Xi promised to “significantly lower” tariffs on auto imports.
In a speech on Tuesday, Chinese President Xi Jinping announced the country will open its markets and slash tariffs on auto import.
It appears to be a concession to President Donald Trump, who has threatened tariffs on Chinese goods, which has led to fears of a trade war.
Xi did not mention Trump in his speech, but he promised to open China’s markets “and improve conditions for foreign companies.” Fox News continued:
“We will take the initiative to expand imports,” Xi said during his keynote speech at the opening of the Boao Forum for Asia, China Plus News reported. “China does not seek trade surplus; we have a genuine desire to increase imports and achieve greater balance of international payments under the current account,” he said.
Xi said Beijing will “significantly lower” tariffs on auto imports this year and ease restrictions on foreign ownership in the auto industry as soon as possible.
China charges total duties of 25 percent on most imported cars — a 10 percent customs tariff plus a 15 percent auto tax. Since December 2016, Beijing also has charged an additional 10 percent on “super-luxury” vehicles priced above $200,000.
The U.S. bought more than $500 billion in goods from China last year and now is planning or considering penalties on some $150 billion of those imports.
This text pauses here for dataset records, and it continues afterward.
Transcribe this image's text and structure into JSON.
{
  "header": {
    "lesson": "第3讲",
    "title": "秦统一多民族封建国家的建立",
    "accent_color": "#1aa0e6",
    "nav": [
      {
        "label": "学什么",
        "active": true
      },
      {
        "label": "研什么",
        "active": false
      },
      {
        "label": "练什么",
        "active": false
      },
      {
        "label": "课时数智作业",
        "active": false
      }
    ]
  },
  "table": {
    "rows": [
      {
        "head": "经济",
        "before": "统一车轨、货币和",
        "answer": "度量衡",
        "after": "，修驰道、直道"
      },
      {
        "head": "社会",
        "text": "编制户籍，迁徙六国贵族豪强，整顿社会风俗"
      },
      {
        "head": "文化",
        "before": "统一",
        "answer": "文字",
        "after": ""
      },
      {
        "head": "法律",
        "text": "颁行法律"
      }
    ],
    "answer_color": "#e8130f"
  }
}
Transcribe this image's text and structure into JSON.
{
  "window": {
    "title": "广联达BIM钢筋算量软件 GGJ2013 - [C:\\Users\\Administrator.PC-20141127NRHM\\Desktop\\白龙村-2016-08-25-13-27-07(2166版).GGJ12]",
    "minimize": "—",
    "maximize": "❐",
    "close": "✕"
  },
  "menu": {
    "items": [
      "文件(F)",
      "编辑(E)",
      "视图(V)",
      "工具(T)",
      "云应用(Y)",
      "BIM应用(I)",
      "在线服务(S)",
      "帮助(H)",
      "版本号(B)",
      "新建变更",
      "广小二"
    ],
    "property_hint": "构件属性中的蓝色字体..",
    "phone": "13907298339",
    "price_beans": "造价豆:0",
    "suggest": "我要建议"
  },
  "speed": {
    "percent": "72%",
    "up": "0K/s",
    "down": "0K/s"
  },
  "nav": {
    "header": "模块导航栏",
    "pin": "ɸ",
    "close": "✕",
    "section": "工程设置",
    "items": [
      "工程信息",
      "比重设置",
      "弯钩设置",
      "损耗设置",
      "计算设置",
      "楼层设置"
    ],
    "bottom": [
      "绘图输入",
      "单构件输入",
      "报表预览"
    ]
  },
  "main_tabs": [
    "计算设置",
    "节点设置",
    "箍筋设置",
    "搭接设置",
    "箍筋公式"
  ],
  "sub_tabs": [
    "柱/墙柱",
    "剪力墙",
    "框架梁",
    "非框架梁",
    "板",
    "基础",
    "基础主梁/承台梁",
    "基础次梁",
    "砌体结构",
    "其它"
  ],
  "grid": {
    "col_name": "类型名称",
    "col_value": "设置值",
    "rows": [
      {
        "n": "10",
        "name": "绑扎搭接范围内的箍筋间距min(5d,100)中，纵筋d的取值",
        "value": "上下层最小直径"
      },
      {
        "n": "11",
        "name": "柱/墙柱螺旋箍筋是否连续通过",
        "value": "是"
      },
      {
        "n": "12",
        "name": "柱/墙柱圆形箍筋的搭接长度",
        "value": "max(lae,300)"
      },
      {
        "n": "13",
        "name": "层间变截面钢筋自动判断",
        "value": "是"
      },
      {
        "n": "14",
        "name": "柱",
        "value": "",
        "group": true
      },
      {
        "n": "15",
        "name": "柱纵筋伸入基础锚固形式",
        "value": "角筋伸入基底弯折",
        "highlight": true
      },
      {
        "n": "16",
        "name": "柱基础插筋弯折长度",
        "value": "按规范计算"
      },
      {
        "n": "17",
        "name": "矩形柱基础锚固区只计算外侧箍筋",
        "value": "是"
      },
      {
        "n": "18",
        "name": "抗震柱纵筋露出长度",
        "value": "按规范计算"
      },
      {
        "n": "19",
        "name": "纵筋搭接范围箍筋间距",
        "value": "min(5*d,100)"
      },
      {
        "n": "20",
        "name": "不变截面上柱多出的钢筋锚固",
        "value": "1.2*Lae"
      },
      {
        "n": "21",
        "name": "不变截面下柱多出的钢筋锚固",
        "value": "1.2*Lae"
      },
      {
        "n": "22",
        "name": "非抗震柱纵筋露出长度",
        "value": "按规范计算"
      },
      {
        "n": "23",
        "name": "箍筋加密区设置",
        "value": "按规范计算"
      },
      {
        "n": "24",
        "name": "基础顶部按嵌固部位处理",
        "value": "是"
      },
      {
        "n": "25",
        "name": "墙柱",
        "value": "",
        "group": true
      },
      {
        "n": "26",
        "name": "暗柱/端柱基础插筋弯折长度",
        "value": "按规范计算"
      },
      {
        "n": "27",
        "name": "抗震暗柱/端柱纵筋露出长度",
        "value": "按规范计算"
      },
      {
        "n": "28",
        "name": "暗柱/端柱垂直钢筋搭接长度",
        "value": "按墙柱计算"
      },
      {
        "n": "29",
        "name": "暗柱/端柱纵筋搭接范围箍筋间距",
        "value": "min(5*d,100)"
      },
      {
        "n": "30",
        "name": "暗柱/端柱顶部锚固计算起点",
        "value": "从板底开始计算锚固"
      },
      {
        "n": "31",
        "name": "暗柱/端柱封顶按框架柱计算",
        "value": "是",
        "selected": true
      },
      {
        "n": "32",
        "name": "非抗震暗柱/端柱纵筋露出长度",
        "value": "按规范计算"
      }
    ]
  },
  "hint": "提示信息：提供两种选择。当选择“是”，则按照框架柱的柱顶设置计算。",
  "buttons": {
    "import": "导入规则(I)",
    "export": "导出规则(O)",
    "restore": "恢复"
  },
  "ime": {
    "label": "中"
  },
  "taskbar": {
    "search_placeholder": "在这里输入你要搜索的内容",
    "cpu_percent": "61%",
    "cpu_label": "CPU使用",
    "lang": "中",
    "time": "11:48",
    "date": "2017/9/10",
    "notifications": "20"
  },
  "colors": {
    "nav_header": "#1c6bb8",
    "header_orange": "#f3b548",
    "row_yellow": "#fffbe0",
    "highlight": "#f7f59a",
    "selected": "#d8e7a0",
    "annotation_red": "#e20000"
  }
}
CNBC said that Xi described “China as a benevolent leader of the global economy, emphasizing that open systems are the best course of action for the world.” Man, us libertarians have been saying that years! CNBC continued:
“We must refrain from seeking dominance and reject the zero-sum game, we must refrain from ‘beggar thy neighbor’ and reject power politics or hegemony while the strong bully the weak,” Xi said.
Instead, he said, countries should “stay committed to openness, connectivity and mutual benefits, build an open global economy, and reinforce cooperation within the G-20, APEC and other multilateral frameworks. We should promote trade and investment liberalization and facilitation, support the multilateral trading system.”
“This way, we will make economic globalization, more open, inclusive, balanced and beneficial to all,” he added.
Bloomberg noted that many watched Xi’s speech due to an impending trade war, but also because China has long promised to open its markets and yet went the other way with “more centralized control, market-access barriers and state support for local companies.”
Trump proposed $150 billion in tariffs on Chinese goods. The administration asked China “to reduce its trade surplus by $100 billion, cut tariffs on cars and stop forced technology transfers by foreign corporations, among other things.”
It looks like China still has some work to do. Bloomberg Economics Chief Asia Economist Tom Orlik said America “will likely want to see deeds, not just words, before it considers softening its protectionist stance.”
He’s probably right considering, as I wrote above, China has said this before. Actions do speak louder than words. But are these words just hot air?
— Scott Lincicome (@scottlincicome) April 10, 2018
On Bloomberg Gadfly, David Fickling and Anjani Trivedi remind us how many cars China imports:
China imports just over 1 million cars into its 20 million-a-year-plus auto market. Of that amount, most are German-branded luxury SUVs. Nomura Holdings Inc. analysts estimate General Motors Co., Ford Motor Co. and Fiat Chrysler Automobiles NV exported around 50,000 to 60,000 cars from the U.S. to China last year worth around $2 billion, versus the more than 150,000 luxury SUVs that BMW AG and Daimler AG sent from their U.S. factories.
It’s cheaper for the companies to build cars in China than in North America, which means the “makers of prestige vehicles whose volumes aren’t large enough to justify a local plant” will likely benefit the most from “lower import taxes.”
Xi’s speech has helped the U.S. stock market, which took a dip after Xi and Trump engaged in a heated rhetorical exchange on tariffs. From The Wall Street Journal:
The Dow Jones Industrial Average rose 369 points, or 1.5%, to 24348. The S&P 500 climbed 1.3%, and the technology-focused Nasdaq added 1.4%.
Tech stocks were among the best performers in the S&P 500, rising 1.4%. Apple shares climbed 1.7%, while Microsoft added 1.5%. Shares of Facebook were the outlier, falling 0.1%, ahead of Chief Executive Mark Zuckerberg’s scheduled testimony about the social-media company’s handling of personal user data later Tuesday.
Gains for U.S. stocks came as the Stoxx Europe 600 climbed 1.7%. Asian stocks also rose after the Chinese president pledged to significantly broaden market access this year.